Le piéton urbain selon Christian Doumet
Se promener, marcher, flâner, cheminer, est-ce tout à fait la même chose ? L’idée de déambulation sied bien pour englober toutes ces manières de traverser « cette grande figure de la contingence moderne qu’est la ville ». C’est à une sociologie poétique du piéton et la narration de l’aventure anthropologique qu’est la flânerie urbaine que nous initie Christian Doumet dans Paris et autres déambulations. Avec, par exemple, ce genre de questions qui, lorsqu’on y pense quelques secondes, sont essentielles parce qu’existentielles : « Qui décide de nos parcours et de nos détours ? Que cherche-t-on d’une rue à l’autre ? Quel génie subreptice ordonne et déplace parfois cette carte fantasque sous nos mouvements de cavalier ? ». Qui n’a jamais fait l’expérience de ces détours d’un chemin que l’on croyait tracé, qui n’a jamais changé de trottoir sans savoir pourquoi et y a fait alors une rencontre d’autant plus inattendue et donc mystérieuse ? Pour l’auteur, être piéton c’est aussi rencontrer l’autre.
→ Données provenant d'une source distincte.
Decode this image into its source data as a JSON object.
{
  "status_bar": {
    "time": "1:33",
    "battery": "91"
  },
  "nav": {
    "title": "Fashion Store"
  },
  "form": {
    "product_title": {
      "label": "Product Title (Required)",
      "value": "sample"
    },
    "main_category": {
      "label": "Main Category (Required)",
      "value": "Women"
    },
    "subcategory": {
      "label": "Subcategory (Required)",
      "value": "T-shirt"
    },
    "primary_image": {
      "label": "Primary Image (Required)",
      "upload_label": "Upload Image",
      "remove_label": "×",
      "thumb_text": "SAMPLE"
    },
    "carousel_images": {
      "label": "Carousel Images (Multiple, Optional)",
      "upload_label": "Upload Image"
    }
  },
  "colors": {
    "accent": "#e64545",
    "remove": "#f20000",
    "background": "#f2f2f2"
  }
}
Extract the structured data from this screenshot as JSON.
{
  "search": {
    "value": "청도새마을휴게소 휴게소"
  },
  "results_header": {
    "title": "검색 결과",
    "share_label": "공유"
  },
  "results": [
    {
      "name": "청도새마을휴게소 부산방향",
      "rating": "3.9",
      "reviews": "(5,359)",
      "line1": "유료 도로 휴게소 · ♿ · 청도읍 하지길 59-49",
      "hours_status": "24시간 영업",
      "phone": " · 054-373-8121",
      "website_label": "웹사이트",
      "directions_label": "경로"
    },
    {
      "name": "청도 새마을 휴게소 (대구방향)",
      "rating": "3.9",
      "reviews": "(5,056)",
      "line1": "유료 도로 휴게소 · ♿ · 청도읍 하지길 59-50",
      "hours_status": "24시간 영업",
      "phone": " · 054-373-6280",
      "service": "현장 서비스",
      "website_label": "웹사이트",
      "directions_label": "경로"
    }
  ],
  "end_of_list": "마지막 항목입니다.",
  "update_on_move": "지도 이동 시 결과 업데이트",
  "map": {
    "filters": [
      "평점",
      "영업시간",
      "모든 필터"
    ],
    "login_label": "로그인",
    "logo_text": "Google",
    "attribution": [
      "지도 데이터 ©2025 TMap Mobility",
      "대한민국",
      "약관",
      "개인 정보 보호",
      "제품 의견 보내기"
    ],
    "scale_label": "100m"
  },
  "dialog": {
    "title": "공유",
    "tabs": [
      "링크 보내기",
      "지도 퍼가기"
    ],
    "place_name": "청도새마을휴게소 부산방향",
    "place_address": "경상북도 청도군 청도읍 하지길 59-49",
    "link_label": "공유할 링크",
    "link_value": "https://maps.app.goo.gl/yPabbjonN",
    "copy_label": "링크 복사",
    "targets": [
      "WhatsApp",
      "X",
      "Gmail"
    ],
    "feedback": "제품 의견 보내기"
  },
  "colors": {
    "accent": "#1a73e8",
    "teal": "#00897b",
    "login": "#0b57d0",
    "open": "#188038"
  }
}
Manière pour lui d’interroger longuement l’énigme des visages.
Si le titre du livre évoque Paris, qui n’est pas oublié (Belleville, Montmartre, la Plaine Monceau…), l’auteur embrasse d’autres horizons en convoquant l’histoire, les arts (la littérature – Charles Baudelaire, Guillaume Apollinaire –, le cinéma de François Truffaut, la musique de Gustav Mahler ou d’Alban Berg, une musique dans laquelle « on marche beaucoup », la photographie, la poésie de Jacques Roubaud) et les lieux (Luxembourg, Pékin, Florence, la Grèce, Budapest, Kensington, Park Avenue, les rues étroites de Gênes). C’est dire combien les angles d’approche et les pistes qu’il emprunte sont riches et divers. Le piéton urbain de Doumet est d’abord une personne de culture.
Christian Doumet.
DR.
Regarder la ville, noter, lire, écrire. S’égarer, se perdre. Errer.
Ces déambulations proposent ainsi une éthique du citadin face aux bruits et à la vitesse du monde. S’arrêter de marcher ? Certainement pas, conclut Christian Doumet. Parce que « tant que tu marches, la vie t’étreint ».